S.O.S
S.O.S

Reputation: 786

Does ScyllaDB optimize search of clustering key?

I have a table with 3 clustering keys:

K1 K2 C1 C2 C3 V1 V2

Where K1 & K2 are the partition keys, C1, C2 and C3 are the clustering keys and V1 and V2 are two value columns.

In this example, C1, C2 and C3 represent the 3 coordinates of some shape (where each coordinate is a number from 1 to approx. 500). Each partition key in our table is linked to several hundred different values.

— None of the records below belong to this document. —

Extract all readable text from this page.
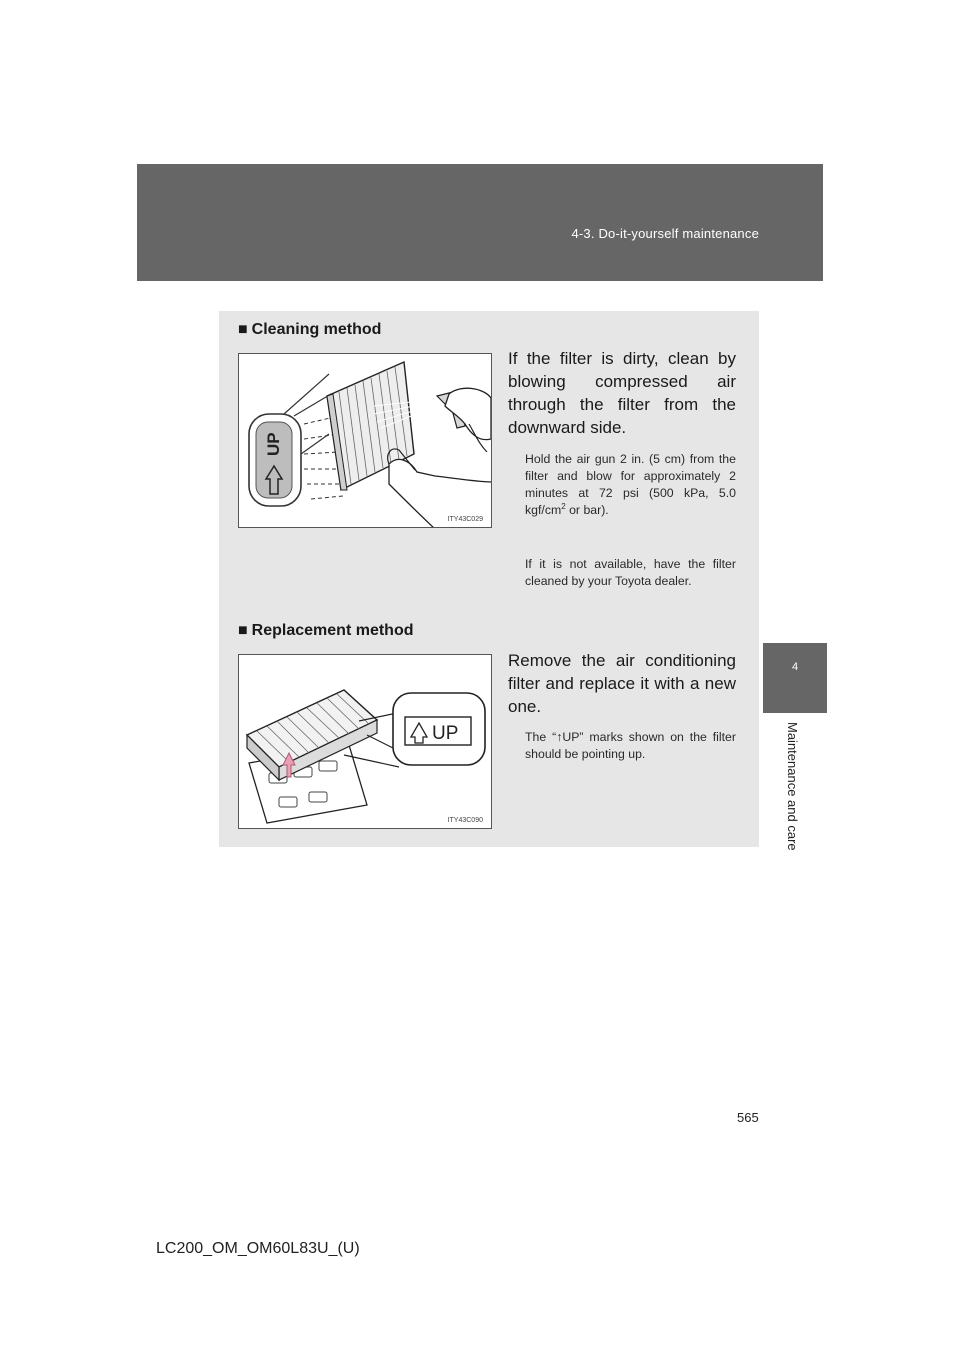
4-3. Do-it-yourself maintenance
4
Maintenance and care
■ Cleaning method
UP
ITY43C029
If the filter is dirty, clean by blowing compressed air through the filter from the downward side.
Hold the air gun 2 in. (5 cm) from the filter and blow for approximately 2 minutes at 72 psi (500 kPa, 5.0 kgf/$cm^2$ or bar).
If it is not available, have the filter cleaned by your Toyota dealer.
■ Replacement method
UP
ITY43C090
Remove the air conditioning filter and replace it with a new one.
The “↑UP” marks shown on the filter should be pointing up.
565
LC200_OM_OM60L83U_(U)
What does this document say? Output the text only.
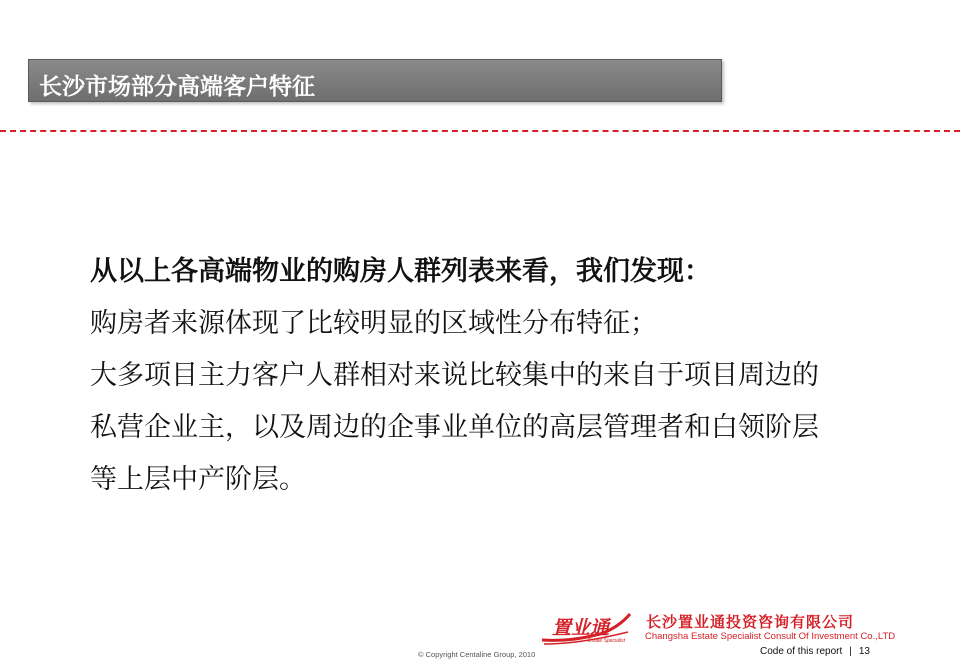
长沙市场部分高端客户特征
从以上各高端物业的购房人群列表来看，我们发现：
购房者来源体现了比较明显的区域性分布特征；
大多项目主力客户人群相对来说比较集中的来自于项目周边的
私营企业主，以及周边的企事业单位的高层管理者和白领阶层
等上层中产阶层。
置业通
Estate Specialist
长沙置业通投资咨询有限公司
Changsha Estate Specialist Consult Of Investment Co.,LTD
© Copyright Centaline Group, 2010	Code of this report | 13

If I want to search for a row of K1 & K2 that is has a clustering key equal to C1 = 50, C2 = 450 and C3 = 250 how would Scylla execute this search assuming the clustering key is sorted from lowest to highest (ASC order)? Does Scylla always start searching from the beginning of the column to see whether a given key exists? In other words, I’m assuming Scylla will first search C1 column for the value 50. If Scylla detects that we are at value 51+ and could not find C1 contains 50 it could stop searching the rest of the C1's column data since the data is sorted so there’s no way for the value 50 to appear after 51. In this case, it would not even need to check whether C2 contains the value 450 since we need all 3 clustering columns to match. If, however, C1 contains the value 50, it will move onto C2 and search (once again starting from the first entry of C2 column) whether C2 contains the value 450.

However, when C1 = 50 it would indeed be more efficient to start from the beginning. But when C2 = 450 (and the highest index = 500) it would be more efficient to start from the end. This is assuming Scylla “knows” the lowest / highest value for each of the clustering columns.

Does Scylla, in fact, optimize search in this fashion or does it take an entirely different approach?

Perhaps another way to phrase the question is as follows: Does it normally take Scylla longer to search for C1 = 450 vs. C1 = 50? Obviously, since we only have a small dateset in this example the effect won’t be huge but if the dateset contained tens of thousands of entries the effect would be more pronounced.

Thanks

Upvotes: 2

Views: 581

Answers (1)

Botond Dénes
Botond Dénes

Reputation: 620

Scylla has two data structures to search when executing a query on the replica:

  • The in-memory data structure, used by row-cache and memtables
  • The on-disk data structure, used by SStables

In both cases, data is organized on two levels: on the partition and row level. So Scylla will first do a lookup of the sought-after partition, then do a lookup of the sought-after row (by its clustering key) in the already looked-up partition. Both of these data structures are sorted on both levels and in general the lookup happens via a binary search.

We use a btree in memory, binary search in this works as expected.

The SStable files include two indexes, an index, which covers all the partition found in the data file and a so called "summary", which is a sampled index of the index, this latter is always kept in memory in its entirety. Furthermore, if the partition has a lot of rows, the index will contain a so called "promoted index", which is a sampled index of the clustering keys found therein. So a query will first locate the "index-page" using a binary search in the in-memory summary. The index-page is the portion of the index file which contains the index entry for the sough-after partition. This index-page is then read linearly until the index-entry of interest is found. This gives us the start position of the partition in the data file. If the index entry also contains a promoted index, we can furthermore do a lookup in that to get a position closer to the start of said row in the data file. We then start parsing the data file at the position we got until the given row is found.

Note that clustering keys are not found one column at a time. A clustering key, regardless of how many components it has, is treated as a single value: a tuple of 1+ components. When a query doesn't specify all the components, an incomplete tuple called a "prefix" is created. This can be compared to other partial or full keys.